During the development of the tool, testing on how the user experience should look like was conducted. The tool was presented to several users including partners in HP Privacy Office and the feedback received was incorporated in the final implementation of the tool. Positive feedback was given on the amount of guidance provided for the user in terms of information text for both the questions and the answers. Also, dividing the 50 questions into five stages was considered a good impact on the tool’s usability. Additional testing was carried out with privacy researchers from a variety of interdisciplinary backgrounds, and further changes are planned to the tool in respect of this feedback. In particular, there was a strong perceived need for more explanation about both how the tool derives its recommendations and about how these recommendations should be interpreted and acted upon.

6 Conclusions

We have presented a contemporary Data Protection Impact Assessment methodology focusing on the use of cloud services, supported by a tool that aims at helping users to understand privacy risks of their intended project and help them consider means to mitigate these concerns.
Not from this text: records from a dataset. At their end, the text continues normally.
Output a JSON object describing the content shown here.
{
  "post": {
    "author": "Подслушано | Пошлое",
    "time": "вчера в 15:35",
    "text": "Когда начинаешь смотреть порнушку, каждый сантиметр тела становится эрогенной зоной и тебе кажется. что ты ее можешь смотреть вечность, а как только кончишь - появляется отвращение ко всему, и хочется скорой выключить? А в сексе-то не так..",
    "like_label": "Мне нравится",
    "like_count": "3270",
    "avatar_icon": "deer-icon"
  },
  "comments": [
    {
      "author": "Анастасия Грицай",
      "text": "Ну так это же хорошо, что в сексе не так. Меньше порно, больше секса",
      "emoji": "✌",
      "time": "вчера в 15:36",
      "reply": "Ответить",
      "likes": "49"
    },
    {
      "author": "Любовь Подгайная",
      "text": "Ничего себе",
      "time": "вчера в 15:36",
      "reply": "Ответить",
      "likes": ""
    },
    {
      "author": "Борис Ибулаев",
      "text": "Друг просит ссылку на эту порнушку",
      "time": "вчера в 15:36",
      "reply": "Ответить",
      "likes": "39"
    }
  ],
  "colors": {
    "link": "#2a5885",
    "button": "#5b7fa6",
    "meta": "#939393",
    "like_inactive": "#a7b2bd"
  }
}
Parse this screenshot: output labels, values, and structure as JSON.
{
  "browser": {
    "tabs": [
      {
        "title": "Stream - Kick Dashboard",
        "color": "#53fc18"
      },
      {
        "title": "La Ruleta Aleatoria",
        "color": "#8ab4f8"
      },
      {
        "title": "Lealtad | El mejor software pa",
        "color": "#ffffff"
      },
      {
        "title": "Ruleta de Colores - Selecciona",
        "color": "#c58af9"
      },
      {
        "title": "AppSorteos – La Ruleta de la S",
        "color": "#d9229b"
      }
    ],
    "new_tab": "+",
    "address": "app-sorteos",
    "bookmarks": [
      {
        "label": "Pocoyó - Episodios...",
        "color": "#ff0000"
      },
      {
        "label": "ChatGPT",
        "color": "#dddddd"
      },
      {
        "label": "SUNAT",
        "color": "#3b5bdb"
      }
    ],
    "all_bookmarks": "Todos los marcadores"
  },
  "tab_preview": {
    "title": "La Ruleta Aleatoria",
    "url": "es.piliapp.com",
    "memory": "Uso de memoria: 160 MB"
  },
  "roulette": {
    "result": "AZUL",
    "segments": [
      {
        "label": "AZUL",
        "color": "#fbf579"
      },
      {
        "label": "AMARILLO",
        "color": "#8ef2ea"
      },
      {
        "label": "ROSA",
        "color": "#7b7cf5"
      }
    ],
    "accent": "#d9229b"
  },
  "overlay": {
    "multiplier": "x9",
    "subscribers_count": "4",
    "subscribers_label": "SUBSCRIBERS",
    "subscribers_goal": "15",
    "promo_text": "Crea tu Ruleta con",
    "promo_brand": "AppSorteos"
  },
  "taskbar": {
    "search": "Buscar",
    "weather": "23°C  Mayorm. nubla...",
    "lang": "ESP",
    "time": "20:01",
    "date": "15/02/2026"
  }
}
The DPIAT is based on existing PIAs, legal sources and specific cloud risk scenarios. It is aimed specifically at SME users that typically have limited knowledge about privacy and data protection and have restricted resources to consult experts in the field, yet will have a legal obligation (once the GDPR comes into effect) to conduct a DPIA. Although the tool does not incorporate advanced intelligence to help the user, we believe that the way we have structured the issues, framed the questions and provide situation specific feedback and a crude likelihood/impact score, actually will help the target audience understand the importance of privacy and data protection in their context and help improve legal compliance.